Today I was principally concerned with the workshop I was to present at - Crafting didactic materials based on IMS LD: From Requirements to Evaluation. There were to be six presentations in this workshop, but thanks to the one of the organisers I was able to give a quick outline of my phd work at the end.

Shelia MacNeill from CETIS outlined interoperability between LD and the rest of the course development scene. She also outlined four levels of granularity that must be addressed - LOs, ??, Activity and Course. Then work on the sucessor to Reload, Recourse was outlined by David Griffiths from the University of Bolton. It is interesting to note that that team has now moved to use GMF a technology we use extensively in our project. He also mentioned services in LD and how badly they are defined. David showed how widgets could be used as learning services, from a central widget server.

Davinia Hernández-Leo outlined a way of raising the level of abraction when using complicated specifications such as LD, using educational patterns. I am not very sure how this works exactly, but will have to look into this in more detail as the idea facinates me. Carmen Padron then outlined how evaluation cycles can be done on LD courseware and how this can be specified on the courseware using the runtime adaptation approach developed by Telmo Zarraonandía, the co-author of the workshop paper. This lead nicely on to Abelardo Pardo' s paper on how he has devised a way for the manipulation of LD design during delivery time by manipulating property values. He states he is uncomfortable with the theatre analogy used in LD, as a script does not allow for the reactionary changes needed in courseware. If you originally design your courseware to consider the manipulation of property values at delivery time this is a very powerful tool. Finally Jekaterina Bule from the Latvia outlined the evaluation of eLearning in Riga.

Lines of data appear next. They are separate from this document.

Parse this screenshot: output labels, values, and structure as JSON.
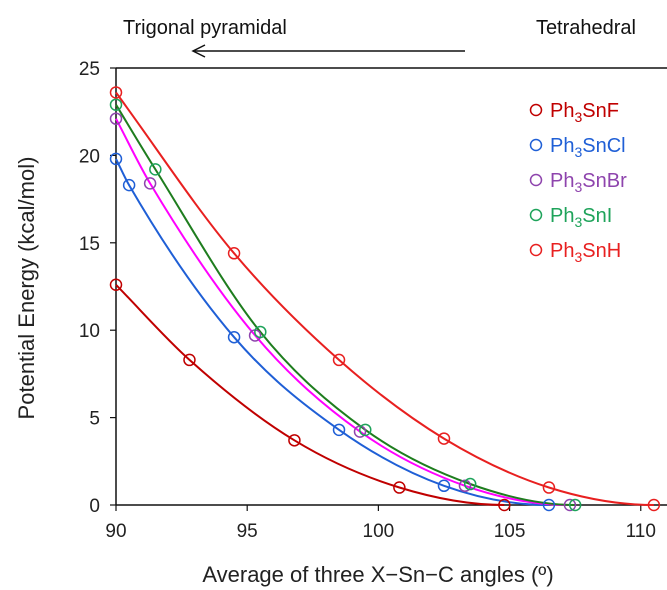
{
  "chart_data": {
    "type": "scatter",
    "title": "",
    "xlabel": "Average of three X−Sn−C angles (º)",
    "ylabel": "Potential Energy (kcal/mol)",
    "xlim": [
      90,
      111
    ],
    "ylim": [
      0,
      25
    ],
    "xticks": [
      90,
      95,
      100,
      105,
      110
    ],
    "yticks": [
      0,
      5,
      10,
      15,
      20,
      25
    ],
    "grid": false,
    "legend_position": "top-right",
    "annotations": {
      "left": "Trigonal pyramidal",
      "right": "Tetrahedral",
      "arrow": "right-to-left"
    },
    "series": [
      {
        "name": "Ph3SnF",
        "label_parts": [
          "Ph",
          "3",
          "SnF"
        ],
        "color": "#c00000",
        "points": [
          [
            90.0,
            12.6
          ],
          [
            92.8,
            8.3
          ],
          [
            96.8,
            3.7
          ],
          [
            100.8,
            1.0
          ],
          [
            104.8,
            0.0
          ]
        ]
      },
      {
        "name": "Ph3SnCl",
        "label_parts": [
          "Ph",
          "3",
          "SnCl"
        ],
        "color": "#1f5fd6",
        "points": [
          [
            90.0,
            19.8
          ],
          [
            90.5,
            18.3
          ],
          [
            94.5,
            9.6
          ],
          [
            98.5,
            4.3
          ],
          [
            102.5,
            1.1
          ],
          [
            106.5,
            0.0
          ]
        ]
      },
      {
        "name": "Ph3SnBr",
        "label_parts": [
          "Ph",
          "3",
          "SnBr"
        ],
        "color": "#8e44ad",
        "curve_color": "#ff00ff",
        "points": [
          [
            90.0,
            22.1
          ],
          [
            91.3,
            18.4
          ],
          [
            95.3,
            9.7
          ],
          [
            99.3,
            4.2
          ],
          [
            103.3,
            1.1
          ],
          [
            107.3,
            0.0
          ]
        ]
      },
      {
        "name": "Ph3SnI",
        "label_parts": [
          "Ph",
          "3",
          "SnI"
        ],
        "color": "#1ea35a",
        "curve_color": "#1e7d1e",
        "points": [
          [
            90.0,
            22.9
          ],
          [
            91.5,
            19.2
          ],
          [
            95.5,
            9.9
          ],
          [
            99.5,
            4.3
          ],
          [
            103.5,
            1.2
          ],
          [
            107.5,
            0.0
          ]
        ]
      },
      {
        "name": "Ph3SnH",
        "label_parts": [
          "Ph",
          "3",
          "SnH"
        ],
        "color": "#e82020",
        "points": [
          [
            90.0,
            23.6
          ],
          [
            94.5,
            14.4
          ],
          [
            98.5,
            8.3
          ],
          [
            102.5,
            3.8
          ],
          [
            106.5,
            1.0
          ],
          [
            110.5,
            0.0
          ]
        ]
      }
    ]
  }
}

After the workshop I attended an interesting session entitled "Content Authoring Technologies III". Two speakers particularly took my attention due to my PhD work on modeling courseware, firstly by Ivan Martinez-Ortiz, who described the work he is dong in developing an EML authoring notation. He discussed Flow oriented authoring notation, there was some discussion afterwards about the suitability of this type of concrete notation due to the variability in courseware at delivery time. Other concerns were that this notation was too geared towards computer scientists, but Ivan is looking at testing his notation with non-computer science users, and I think his results from this will be very interesting.

Dirk Frosch-Wilke then presented his paper entitled, "Evolutionary Design of Collaborative Learning Processes through Reflective Petri Nets". This paper showed an approach based on coloured petrinets could be used to provide a snapshot of a learning process. To do this there was two levels a metalevel PN and a base level PN - sort of similar to metamodeling I think. Petri Nets mean verification can be carried out on the courseware, I asked does this mean a sort of model checking approach to the courseware but I was wrong here. This approach is used a lot in business process analysis, I think the use of petri nets and how they are used by Dirk and his team is something I want to get my head around - very interesting work.